Supermasssive black holes - objects with masses of millions or billions of suns - are found at the nuclei of dramatic galaxies like quasars where they are responsible for some of the most spectacular phenomena in the cosmos. Their environments can, for example, generate narrow jets of particles that can travel across thousands of light-years of space at nearly the speed of light. These outflows, discovered at radio wavelengths, are thought to be powered by matter accreting onto a hot disk around the black hole. The physical processes that drive these jets and cause them to radiate are among the important outstanding problems of modern astrophysics.
One of the primary mechanisms thought to drive the outflows is matter accreting onto the vicinity of the black hole, during the course of which radiative and mechanical processes power the jets. But black holes can spin, and a single supermassive black hole can store as much energy as our Milky Way galaxy has radiated over its lifetime, or even more. CfA astronomers Brian McNamara, Paul Nulsen, and a colleague compare examine this vast energy source to see whether it might also be able to power such jets.

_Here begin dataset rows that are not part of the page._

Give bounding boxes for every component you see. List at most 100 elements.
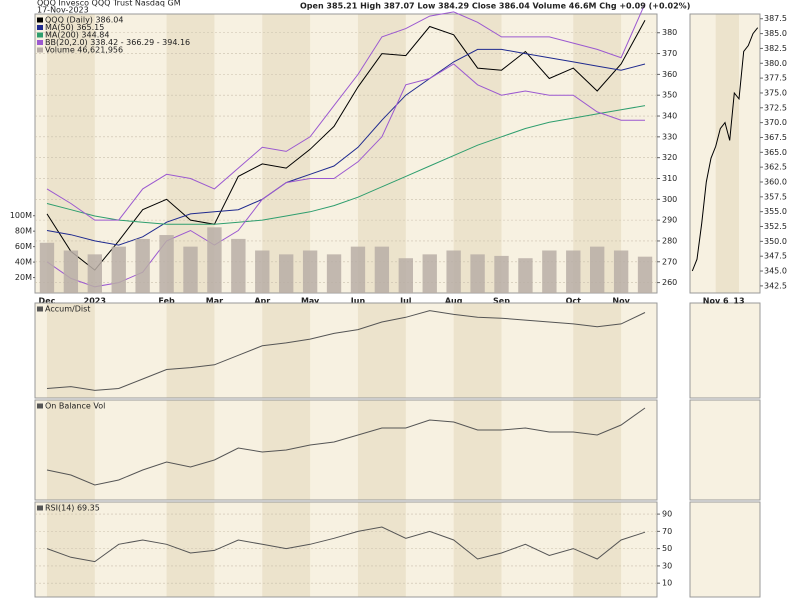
x-tick-label: Jul [399,297,412,306]
volume-bar [159,235,174,293]
legend-swatch [37,47,43,53]
x-tick-label: Jun [350,297,366,306]
y-tick-label: 70 [662,527,672,536]
volume-bar [350,246,366,293]
y-tick-label: 385.0 [764,29,787,38]
y-tick-label: 365.0 [764,148,787,157]
y-tick-label: 370.0 [764,118,787,127]
series-line [46,310,646,391]
y-tick-label: 300 [662,195,677,204]
y2-tick-label: 40M [15,258,32,267]
month-band [357,303,406,398]
x-tick-label: May [301,297,320,306]
month-band [46,502,95,597]
panel [34,302,658,399]
legend-swatch [37,25,43,30]
x-tick-label: Oct [566,297,582,306]
zoom-panel [689,501,761,598]
y2-tick-label: 100M [10,211,32,220]
volume-bar [422,254,437,293]
y-tick-label: 375.0 [764,88,787,97]
panel [34,13,658,294]
y-tick-label: 290 [662,216,677,225]
month-band [715,14,739,293]
volume-bar [637,256,653,293]
y-tick-label: 352.5 [764,222,787,231]
y-tick-label: 30 [662,561,672,570]
chart-title: QQQ Invesco QQQ Trust Nasdaq GM [37,0,181,8]
volume-bar [470,254,485,293]
y-tick-label: 50 [662,544,672,553]
legend-entry: On Balance Vol [45,402,105,411]
zoom-panel [689,399,761,501]
y-tick-label: 260 [662,278,677,287]
legend-entry: BB(20,2.0) 338.42 - 366.29 - 394.16 [45,38,190,47]
y-tick-label: 360 [662,70,677,79]
volume-bar [566,250,581,293]
chart-date: 17-Nov-2023 [37,6,89,15]
month-band [46,303,95,398]
volume-bar [135,238,150,293]
volume-bar [255,250,270,293]
legend-entry: MA(50) 365.15 [45,23,104,32]
series-line [46,526,646,563]
y-tick-label: 372.5 [764,103,787,112]
y-tick-label: 357.5 [764,192,787,201]
x-tick-label: Feb [158,297,175,306]
series-line [46,105,646,225]
legend-entry: Accum/Dist [45,305,90,314]
legend-swatch [37,32,43,38]
y-tick-label: 350 [662,91,677,100]
volume-bar [398,258,413,293]
y-tick-label: 380.0 [764,59,787,68]
month-band [453,502,502,597]
volume-bar [494,255,509,293]
y-tick-label: 380 [662,28,677,37]
volume-bar [374,246,390,293]
legend-swatch [37,403,43,409]
y-tick-label: 377.5 [764,74,787,83]
volume-bar [87,254,102,293]
volume-bar [39,242,55,293]
y-tick-label: 350.0 [764,237,787,246]
series-line [46,407,646,486]
month-band [453,14,502,293]
month-band [573,14,622,293]
zoom-panel [689,302,761,399]
y-tick-label: 342.5 [764,281,787,290]
y-tick-label: 387.5 [764,14,787,23]
x-tick-label: Apr [254,297,270,306]
month-band [166,400,215,500]
y-tick-label: 367.5 [764,133,787,142]
y-tick-label: 355.0 [764,207,787,216]
month-band [166,14,215,293]
y-tick-label: 382.5 [764,44,787,53]
volume-bar [302,250,318,293]
y-tick-label: 347.5 [764,252,787,261]
month-band [46,400,95,500]
y-tick-label: 370 [662,49,677,58]
x-tick-label: Dec [39,297,56,306]
volume-bar [326,254,342,293]
month-band [262,303,311,398]
y-tick-label: 90 [662,510,672,519]
volume-bar [183,246,198,293]
y2-tick-label: 80M [15,227,32,236]
volume-bar [613,250,629,293]
quote-summary: Open 385.21 High 387.07 Low 384.29 Close… [300,2,690,11]
y-tick-label: 270 [662,257,677,266]
y-tick-label: 320 [662,153,677,162]
month-band [357,400,406,500]
x-tick-label: 2023 [84,297,106,306]
x-tick-label: Aug [445,297,463,306]
series-line [46,19,646,271]
y-tick-label: 310 [662,174,677,183]
volume-bar [63,250,79,293]
x-tick-label: 13 [733,297,744,306]
y-tick-label: 360.0 [764,177,787,186]
volume-bar [231,238,246,293]
series-line [46,48,646,246]
legend-swatch [37,40,43,45]
legend-entry: QQQ (Daily) 386.04 [45,16,123,25]
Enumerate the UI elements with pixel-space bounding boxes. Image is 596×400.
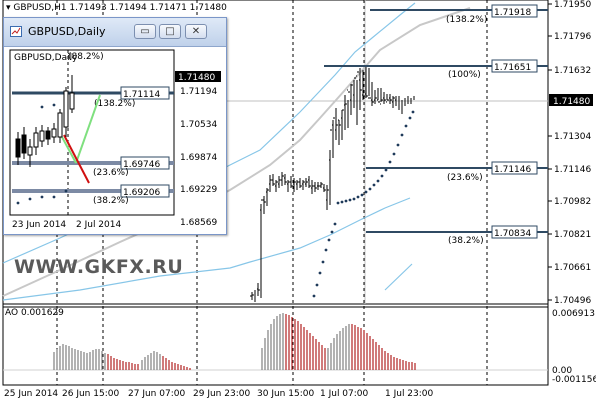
current-price-label: 1.71480 bbox=[553, 97, 590, 107]
time-label-3: 29 Jun 23:00 bbox=[193, 389, 250, 399]
daily-fib-38-pct: (38.2%) bbox=[93, 196, 129, 206]
ao-axis: 0.006913 0.00 -0.001156 bbox=[552, 309, 596, 385]
daily-chart[interactable]: 1.71114 1.69746 1.69206 (138.2%) (23.6%)… bbox=[4, 47, 226, 234]
ao-axis-label-0: 0.006913 bbox=[552, 309, 595, 319]
daily-current-price: 1.71480 bbox=[178, 73, 215, 83]
price-label-6: 1.70982 bbox=[554, 197, 591, 207]
maximize-button[interactable]: □ bbox=[159, 24, 181, 39]
daily-fib-23-price: 1.69746 bbox=[123, 160, 160, 170]
daily-price-label-5: 1.68569 bbox=[180, 218, 217, 228]
daily-fib-138-pct: (138.2%) bbox=[94, 99, 135, 109]
daily-window-titlebar[interactable]: GBPUSD,Daily ▭ □ ✕ bbox=[4, 18, 226, 47]
parabolic-sar bbox=[312, 110, 415, 298]
fib-138-pct-label: (138.2%) bbox=[446, 15, 487, 25]
moving-average-line bbox=[2, 7, 471, 297]
price-label-8: 1.70661 bbox=[554, 263, 591, 273]
price-axis: 1.71950 1.71796 1.71632 1.71480 1.71304 … bbox=[548, 0, 593, 306]
daily-fib-23-pct: (23.6%) bbox=[93, 168, 129, 178]
daily-fib-red-line bbox=[63, 134, 90, 184]
daily-chart-window[interactable]: GBPUSD,Daily ▭ □ ✕ 1.71114 1.69746 1.692… bbox=[3, 17, 227, 235]
daily-fib-green-line-2 bbox=[61, 136, 77, 164]
close-button[interactable]: ✕ bbox=[185, 24, 207, 39]
minimize-button[interactable]: ▭ bbox=[134, 24, 156, 39]
daily-window-title: GBPUSD,Daily bbox=[28, 25, 106, 38]
fib-price-boxes bbox=[491, 4, 538, 239]
fibonacci-levels[interactable] bbox=[324, 9, 548, 233]
chart-window-icon bbox=[10, 26, 22, 37]
daily-time-label-1: 2 Jul 2014 bbox=[76, 220, 121, 230]
symbol-header-text: GBPUSD,H1 1.71493 1.71494 1.71471 1.7148… bbox=[13, 3, 227, 13]
daily-price-label-3: 1.69874 bbox=[180, 153, 217, 163]
daily-fib-138-price: 1.71114 bbox=[123, 90, 160, 100]
fib-23-price-label: 1.71146 bbox=[494, 165, 531, 175]
price-label-2: 1.71632 bbox=[554, 66, 591, 76]
daily-candles bbox=[15, 75, 75, 167]
fib-38-pct-label: (38.2%) bbox=[448, 236, 484, 246]
watermark: WWW.GKFX.RU bbox=[14, 256, 184, 278]
time-label-5: 1 Jul 07:00 bbox=[320, 389, 369, 399]
price-label-1: 1.71796 bbox=[554, 32, 591, 42]
daily-time-label-0: 23 Jun 2014 bbox=[12, 220, 66, 230]
minimize-icon: ▭ bbox=[140, 26, 150, 37]
daily-symbol-label: GBPUSD,Daily bbox=[14, 53, 78, 63]
lower-band bbox=[2, 197, 411, 301]
daily-price-label-1: 1.71194 bbox=[180, 87, 217, 97]
daily-parabolic-sar bbox=[16, 103, 68, 205]
lower-band-tail bbox=[384, 263, 413, 291]
fib-100-pct-label: (100%) bbox=[448, 70, 481, 80]
ao-histogram bbox=[53, 313, 416, 370]
fib-23-pct-label: (23.6%) bbox=[447, 173, 483, 183]
maximize-icon: □ bbox=[165, 26, 175, 37]
price-label-0: 1.71950 bbox=[554, 0, 591, 10]
price-bars bbox=[250, 66, 415, 302]
time-axis: 25 Jun 2014 26 Jun 15:00 27 Jun 07:00 29… bbox=[4, 389, 434, 399]
ao-indicator-label: AO 0.001629 bbox=[5, 308, 64, 318]
price-label-7: 1.70821 bbox=[554, 230, 591, 240]
time-label-2: 27 Jun 07:00 bbox=[128, 389, 185, 399]
fib-138-price-label: 1.71918 bbox=[494, 8, 531, 18]
ao-axis-label-1: 0.00 bbox=[552, 366, 572, 376]
daily-price-label-2: 1.70534 bbox=[180, 120, 217, 130]
daily-fib-green-line bbox=[75, 94, 101, 164]
price-label-5: 1.71146 bbox=[554, 165, 591, 175]
fib-38-price-label: 1.70834 bbox=[494, 229, 531, 239]
time-label-1: 26 Jun 15:00 bbox=[62, 389, 119, 399]
price-label-4: 1.71304 bbox=[554, 132, 591, 142]
time-label-4: 30 Jun 15:00 bbox=[257, 389, 314, 399]
close-icon: ✕ bbox=[191, 26, 201, 37]
daily-fib-38-price: 1.69206 bbox=[123, 188, 160, 198]
ao-axis-label-2: -0.001156 bbox=[552, 375, 596, 385]
time-label-6: 1 Jul 23:00 bbox=[385, 389, 434, 399]
price-label-9: 1.70496 bbox=[554, 296, 591, 306]
daily-price-label-4: 1.69229 bbox=[180, 185, 217, 195]
time-label-0: 25 Jun 2014 bbox=[4, 389, 58, 399]
fib-100-price-label: 1.71651 bbox=[494, 63, 531, 73]
daily-partial-label: (88.2%) bbox=[68, 52, 104, 62]
collapse-triangle-icon[interactable]: ▾ bbox=[6, 3, 11, 13]
symbol-header: ▾ GBPUSD,H1 1.71493 1.71494 1.71471 1.71… bbox=[6, 3, 227, 13]
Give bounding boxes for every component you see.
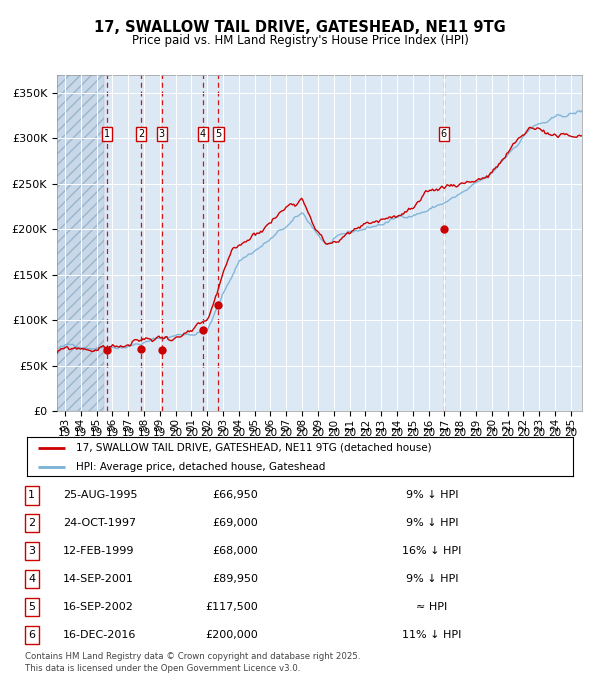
Text: 25-AUG-1995: 25-AUG-1995 — [63, 490, 137, 500]
Text: 20: 20 — [169, 428, 182, 439]
Text: 14-SEP-2001: 14-SEP-2001 — [63, 574, 134, 584]
Text: 5: 5 — [28, 602, 35, 612]
Text: 4: 4 — [28, 574, 35, 584]
Text: 16% ↓ HPI: 16% ↓ HPI — [403, 546, 461, 556]
Text: 19: 19 — [90, 428, 103, 439]
Text: 20: 20 — [343, 428, 356, 439]
Text: 12-FEB-1999: 12-FEB-1999 — [63, 546, 134, 556]
Text: 19: 19 — [74, 428, 88, 439]
Text: 20: 20 — [406, 428, 419, 439]
Text: 20: 20 — [517, 428, 530, 439]
Text: 20: 20 — [327, 428, 340, 439]
Text: £200,000: £200,000 — [205, 630, 258, 640]
Text: 20: 20 — [438, 428, 451, 439]
Text: 1: 1 — [28, 490, 35, 500]
Text: 20: 20 — [374, 428, 388, 439]
Text: 20: 20 — [533, 428, 546, 439]
Text: 20: 20 — [185, 428, 198, 439]
Text: Price paid vs. HM Land Registry's House Price Index (HPI): Price paid vs. HM Land Registry's House … — [131, 34, 469, 48]
Text: 19: 19 — [153, 428, 166, 439]
Text: £66,950: £66,950 — [212, 490, 258, 500]
Text: ≈ HPI: ≈ HPI — [416, 602, 448, 612]
Text: 20: 20 — [565, 428, 577, 439]
Text: 2: 2 — [138, 129, 144, 139]
Text: 20: 20 — [485, 428, 499, 439]
Text: 20: 20 — [501, 428, 514, 439]
Text: 20: 20 — [217, 428, 230, 439]
Text: £89,950: £89,950 — [212, 574, 258, 584]
Text: 3: 3 — [28, 546, 35, 556]
Text: 9% ↓ HPI: 9% ↓ HPI — [406, 518, 458, 528]
Text: HPI: Average price, detached house, Gateshead: HPI: Average price, detached house, Gate… — [76, 462, 326, 473]
Text: 2: 2 — [28, 518, 35, 528]
Text: 5: 5 — [215, 129, 221, 139]
Text: 19: 19 — [106, 428, 119, 439]
Text: 20: 20 — [280, 428, 293, 439]
Text: 19: 19 — [58, 428, 71, 439]
Text: 9% ↓ HPI: 9% ↓ HPI — [406, 574, 458, 584]
Text: 20: 20 — [232, 428, 245, 439]
Text: 16-SEP-2002: 16-SEP-2002 — [63, 602, 134, 612]
Text: 20: 20 — [391, 428, 404, 439]
Text: This data is licensed under the Open Government Licence v3.0.: This data is licensed under the Open Gov… — [25, 664, 301, 673]
Text: 6: 6 — [28, 630, 35, 640]
Text: 19: 19 — [137, 428, 151, 439]
Text: Contains HM Land Registry data © Crown copyright and database right 2025.: Contains HM Land Registry data © Crown c… — [25, 652, 361, 661]
Text: 16-DEC-2016: 16-DEC-2016 — [63, 630, 136, 640]
Text: 11% ↓ HPI: 11% ↓ HPI — [403, 630, 461, 640]
Text: 20: 20 — [264, 428, 277, 439]
Text: 9% ↓ HPI: 9% ↓ HPI — [406, 490, 458, 500]
Text: £69,000: £69,000 — [212, 518, 258, 528]
Text: 1: 1 — [104, 129, 110, 139]
Text: £68,000: £68,000 — [212, 546, 258, 556]
Text: 20: 20 — [359, 428, 372, 439]
Text: 20: 20 — [248, 428, 261, 439]
Text: 20: 20 — [548, 428, 562, 439]
Text: £117,500: £117,500 — [205, 602, 258, 612]
Text: 3: 3 — [158, 129, 165, 139]
Text: 20: 20 — [454, 428, 467, 439]
Text: 19: 19 — [122, 428, 135, 439]
Text: 20: 20 — [422, 428, 435, 439]
Text: 6: 6 — [441, 129, 447, 139]
Text: 17, SWALLOW TAIL DRIVE, GATESHEAD, NE11 9TG: 17, SWALLOW TAIL DRIVE, GATESHEAD, NE11 … — [94, 20, 506, 35]
Text: 17, SWALLOW TAIL DRIVE, GATESHEAD, NE11 9TG (detached house): 17, SWALLOW TAIL DRIVE, GATESHEAD, NE11 … — [76, 443, 432, 453]
Text: 20: 20 — [469, 428, 482, 439]
Text: 20: 20 — [296, 428, 308, 439]
Text: 24-OCT-1997: 24-OCT-1997 — [63, 518, 136, 528]
Text: 20: 20 — [200, 428, 214, 439]
Text: 4: 4 — [200, 129, 206, 139]
Text: 20: 20 — [311, 428, 325, 439]
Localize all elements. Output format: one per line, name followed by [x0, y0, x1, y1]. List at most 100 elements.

The scientists examined clusters of bright galaxies with active black holes in them. They considered the amounts of molecular gas available in these clusters for accretion onto the nuclear black holes, and compared the results to their model of spin-powered jets. They conclude that a spin-based scenario is consistent with the observations, although not necessarily better than accretion model. Although further clarification of the role each plays probably needs to wait until additional data can be obtained from new radio facilities, the new results show that spin is indeed an option that astronomers need to consider.